Пес, найдя хозяйку, повизгивал, норовил, как всегда, лизнуть в лицо. Настя погладила его. Шерсть у пса во многих местах была жесткая — паленая. Хотела встать, но в глазах было темно; провела рукой по лицу, скользнула по голове, почувствовала под ладонью такие же жесткие, как шерсть Друга, пряди волос, поняла: тоже опалилась.
Пес, ухватив зубами за сарафан, тянул из канавы.
Послушалась, с трудом подняла Ванюшку, покачиваясь, побрела дальше. Шла сквозь горячий пепел, который ветер нес по улицам.
Пес оглядывался, отрывисто лаял, когда Настя останавливалась: звал и вывел к Неглинной.
Река! Спасение!
Побежала, споткнулась, упала в горячую золу. Ванюшка горько заплакал: обжегся. Поднималась и вновь падала, задыхаясь, ползла к воде. Сарафан начал тлеть. Сил оставалось только, чтобы поднять голову, пса позвать.
Между клочьями дыма, разорванного вихрем, увидела на самом берегу Неглинной какие–то избы. Там огня не было, но избы стояли без крыш: обгорели, наверно. Разглядела: вокруг метались люди — стены поливали.
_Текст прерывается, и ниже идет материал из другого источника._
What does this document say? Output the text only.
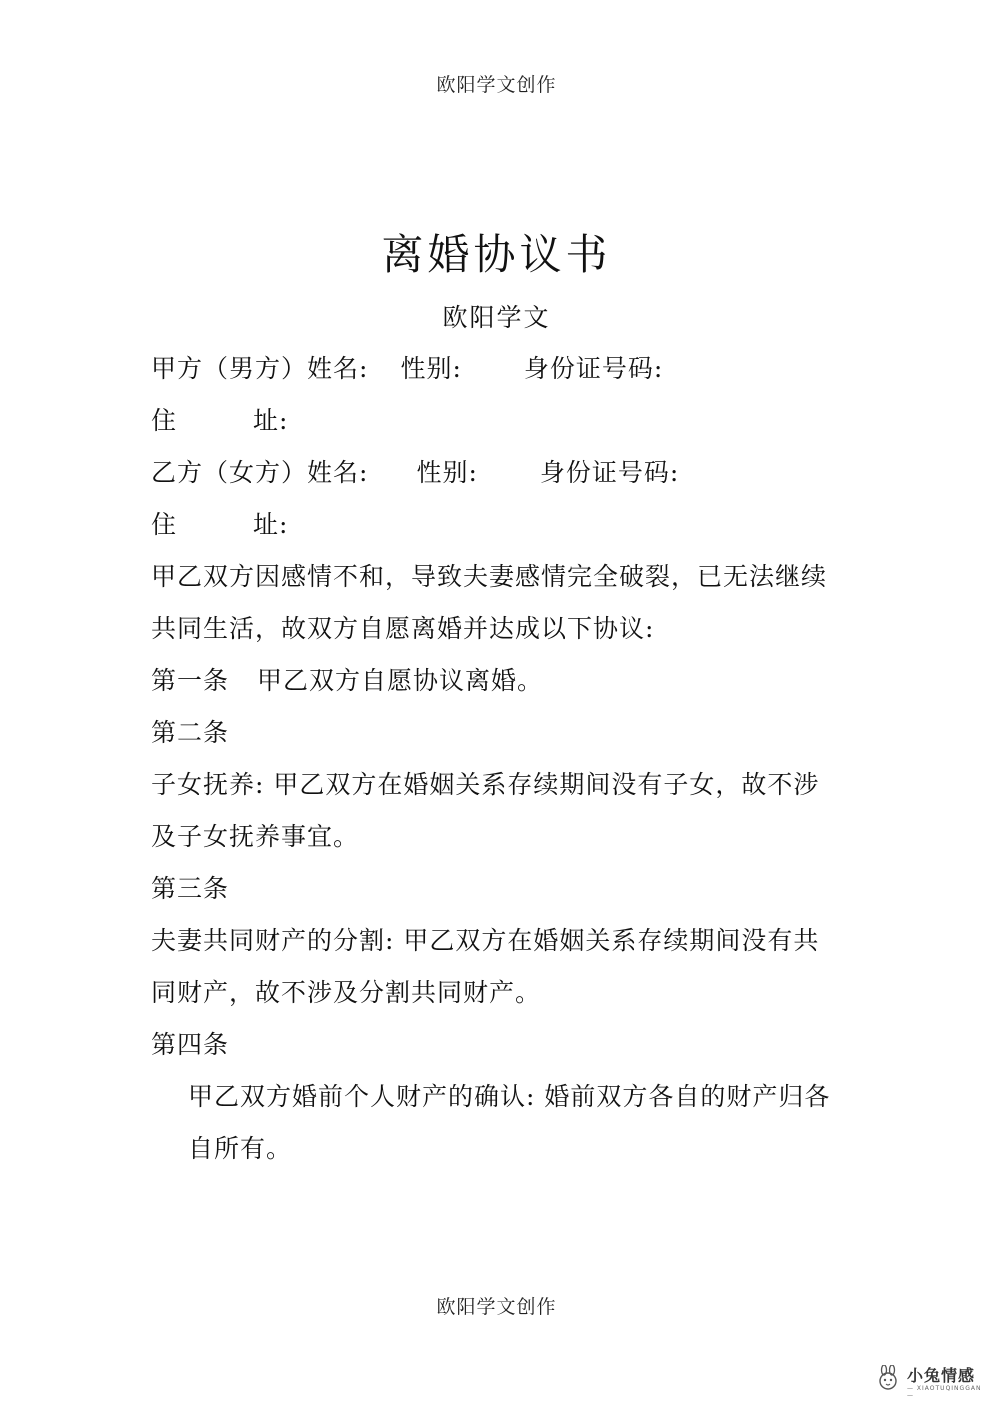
欧阳学文创作
离婚协议书
欧阳学文
甲方（男方）姓名: 性别: 身份证号码:
住	址:
乙方（女方）姓名: 性别: 身份证号码:
住	址:
甲乙双方因感情不和，导致夫妻感情完全破裂，已无法继续
共同生活，故双方自愿离婚并达成以下协议:
第一条 甲乙双方自愿协议离婚。
第二条
子女抚养: 甲乙双方在婚姻关系存续期间没有子女，故不涉
及子女抚养事宜。
第三条
夫妻共同财产的分割: 甲乙双方在婚姻关系存续期间没有共
同财产，故不涉及分割共同财产。
第四条
甲乙双方婚前个人财产的确认: 婚前双方各自的财产归各
自所有。
欧阳学文创作
小兔情感
— XIAOTUQINGGAN —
Закричала, поперхнулась дымом, закашлялась. Опять очнулась от собачьего лая, казалось, из дальней дали донеслись голоса:
— Здесь она где–то.
Вдругорядь упала, изнемогла.
— И пса за дымом не видно. Эй, баба, бабонька, где ты?
— Откликнись!
Откликнулся Друг; у Насти ни сил, ни голоса не осталось, едва могла еще слабеющими, обожженными руками прижимать к груди Ванюшку, а как потащили ее — не слышала, только вдруг стало темно, на лицо полилась прохладная вода.
— Бабенка–те молоденькая, — прошамкал над ней старушечий голос.
Открыла глаза, опомнилась, рванулась:
— Ванюшка!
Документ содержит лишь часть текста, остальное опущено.